Puerto Rico, die Zwillingsschwester Kubas wie "die beiden Flügel eines Vogels" im Freiheitsbestreben, wurde zur Kolonie der Vereinigten Staaten und besitzt diesen traurigen Status bis heute. In Haiti, der Dominikanischen Republik, Guatemala, Nicaragua und anderen Staaten Mittelamerikas erfolgten mehr als eine direkte oder indirekte militärische Intervention durch die Vereinigten Staaten. In Panama wurde der Isthmus besetzt mit dem Ziel der Fertigstellung und Gewährleistung des strategischen Kanals, den sie fast ein ganzes Jahrhundert lang verwalteten. Das Eindringen in die übrigen südamerikanischen Nationen fand mittels umfassender Investitionen, Staatsstreichs, Militärregierungen und einer wachsenden politischen, ideologischen und kulturellen Penetration statt. Nach dem Zweiten Weltkrieg gingen sie mit all diesen Staaten nach ihrem Gutdünken um.

Der erste große Halt wurde dem Expansionismus und der politischen und wirtschaftlichen Oberherrschaft in Lateinamerika durch die Revolution vom 1. Januar 1959 in Kuba geboten. Von da an begann eine neue Etappe in der Geschichte dieser Hemisphäre. Der Preis, den unsere Heimat bis heute dafür zahlen mußte, ist bekannt. Sie war dadurch sogar im Begriff, in einen Kernwaffenkrieg verwickelt zu werden.

Alles, was die Regierungen der Vereinigten Staaten bis zum jetzigen Zeitpunkt auf dieser Erdhälfte unternommen haben, war stark beeinflußt von der Besessenheit und Angst vor der bestürzenden Präsenz der Kubanischen Revolution, von den Tagen der Söldnerinvasion in Playa Girón und der Allianz für den Fortschritt bis hin zur Deklaration von Bush im Bunker von Quebec, bei der er José Martí zitiert und ihm eine Äußerung über die Freiheit fälschlicherweise zuschreibt. Hat sie der Sieg der Kubanischen Revolution verblüfft, so hat man mitunter den Eindruck, ihr mehr als vier Jahrzehnte andauerndes bewunderungswürdiges Durchhalten habe sie aus der Fassung gebracht.

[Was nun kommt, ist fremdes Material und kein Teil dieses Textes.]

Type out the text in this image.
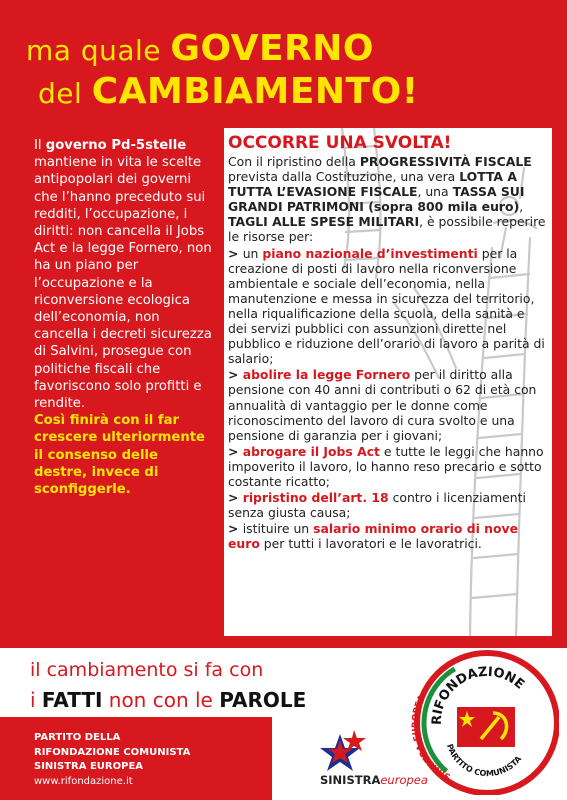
ma quale GOVERNO
del CAMBIAMENTO!
Il governo Pd-5stelle mantiene in vita le scelte antipopolari dei governi che l’hanno preceduto sui redditi, l’occupazione, i diritti: non cancella il Jobs Act e la legge Fornero, non ha un piano per l’occupazione e la riconversione ecologica dell’economia, non cancella i decreti sicurezza di Salvini, prosegue con politiche fiscali che favoriscono solo profitti e rendite.
Così finirà con il far crescere ulteriormente il consenso delle destre, invece di sconfiggerle.
OCCORRE UNA SVOLTA!
Con il ripristino della PROGRESSIVITÀ FISCALE prevista dalla Costituzione, una vera LOTTA A TUTTA L’EVASIONE FISCALE, una TASSA SUI GRANDI PATRIMONI (sopra 800 mila euro), TAGLI ALLE SPESE MILITARI, è possibile reperire le risorse per:
> un piano nazionale d’investimenti per la creazione di posti di lavoro nella riconversione ambientale e sociale dell’economia, nella manutenzione e messa in sicurezza del territorio, nella riqualificazione della scuola, della sanità e dei servizi pubblici con assunzioni dirette nel pubblico e riduzione dell’orario di lavoro a parità di salario;
> abolire la legge Fornero per il diritto alla pensione con 40 anni di contributi o 62 di età con annualità di vantaggio per le donne come riconoscimento del lavoro di cura svolto e una pensione di garanzia per i giovani;
> abrogare il Jobs Act e tutte le leggi che hanno impoverito il lavoro, lo hanno reso precario e sotto costante ricatto;
> ripristino dell’art. 18 contro i licenziamenti senza giusta causa;
> istituire un salario minimo orario di nove euro per tutti i lavoratori e le lavoratrici.
il cambiamento si fa con
i FATTI non con le PAROLE
PARTITO DELLA
RIFONDAZIONE COMUNISTA
SINISTRA EUROPEA
www.rifondazione.it	SINISTRAeuropea
RIFONDAZIONE
PARTITO COMUNISTA
SINISTRA EUROPEA
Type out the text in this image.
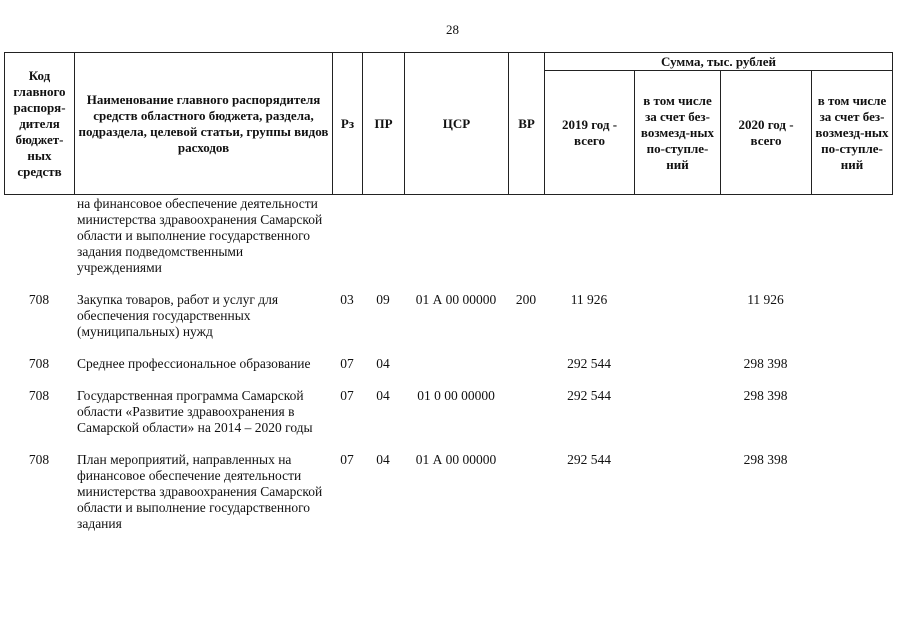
28
Код главного распоря-дителя бюджет-ных средств	Наименование главного распорядителя средств областного бюджета, раздела, подраздела, целевой статьи, группы видов расходов	Рз	ПР	ЦСР	ВР	Сумма, тыс. рублей			
						2019 год - всего	в том числе за счет без-возмезд-ных по-ступле-ний	2020 год - всего	в том числе за счет без-возмезд-ных по-ступле-ний
	на финансовое обеспечение деятельности министерства здравоохранения Самарской области и выполнение государственного задания подведомственными учреждениями								
708	Закупка товаров, работ и услуг для обеспечения государственных (муниципальных) нужд	03	09	01 А 00 00000	200	11 926		11 926	
708	Среднее профессиональное образование	07	04			292 544		298 398	
708	Государственная программа Самарской области «Развитие здравоохранения в Самарской области» на 2014 – 2020 годы	07	04	01 0 00 00000		292 544		298 398	
708	План мероприятий, направленных на финансовое обеспечение деятельности министерства здравоохранения Самарской области и выполнение государственного задания	07	04	01 А 00 00000		292 544		298 398	
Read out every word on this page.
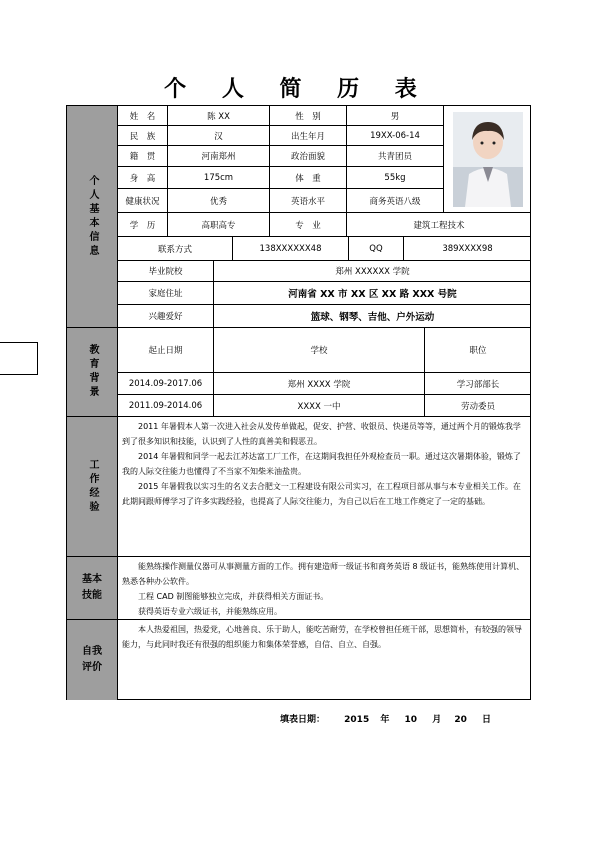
个 人 简 历 表
个人基本信息
姓　名	陈 XX	性　别	男
民　族	汉	出生年月	19XX-06-14
籍　贯	河南郑州	政治面貌	共青团员
身　高	175cm	体　重	55kg
健康状况	优秀	英语水平	商务英语八级
学　历	高职高专	专　业	建筑工程技术
联系方式	138XXXXXX48	QQ	389XXXX98
毕业院校	郑州 XXXXXX 学院
家庭住址	河南省 XX 市 XX 区 XX 路 XXX 号院
兴趣爱好	篮球、钢琴、吉他、户外运动
教育背景	起止日期	学校	职位
2014.09-2017.06	郑州 XXXX 学院	学习部部长
2011.09-2014.06	XXXX 一中	劳动委员
工作经验

2011 年暑假本人第一次进入社会从发传单做起，促安、护营、收银员、快递员等等，通过两个月的锻炼我学到了很多知识和技能，认识到了人性的真善美和假恶丑。

2014 年暑假和同学一起去江苏达富工厂工作，在这期间我担任外观检查员一职。通过这次暑期体验，锻炼了我的人际交往能力也懂得了不当家不知柴米油盐贵。

2015 年暑假我以实习生的名义去合肥文一工程建设有限公司实习，在工程项目部从事与本专业相关工作。在此期间跟师傅学习了许多实践经验，也提高了人际交往能力，为自己以后在工地工作奠定了一定的基础。

基本技能

能熟练操作测量仪器可从事测量方面的工作。拥有建造师一级证书和商务英语 8 级证书，能熟练使用计算机、熟悉各种办公软件。

工程 CAD 制图能够独立完成，并获得相关方面证书。

获得英语专业六级证书，并能熟练应用。

自我评价

本人热爱祖国，热爱党，心地善良、乐于助人，能吃苦耐劳，在学校曾担任班干部，思想简朴，有较强的领导能力，与此同时我还有很强的组织能力和集体荣誉感，自信、自立、自强。

填表日期： 2015 年 10 月 20 日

Mit einer widerlichen Verworfenheit, die als ein Beispiel nie dagewesener Niederträchtigkeit in die Geschichte eingehen wird, schlossen sich mit Ausnahme von Mexiko die lateinamerikanischen Regierungen mehr oder weniger widerstandslos der Abschottung und Blockade Kubas an. Der Organisation der Amerikanischen Staaten (OAS) wurde eine Wunde zugefügt, aus der sie sich nicht wieder erholen konnte. Keiner kann sich erklären, warum diese widerliche durch ihre Politik der Auslieferung und des Verrats für immer moralisch geschädigte Institution noch existiert, wo doch schon eine gigantische Annexion der lateinamerikanischen Länder an die Vereinigten Staaten ins Auge gefaßt wird.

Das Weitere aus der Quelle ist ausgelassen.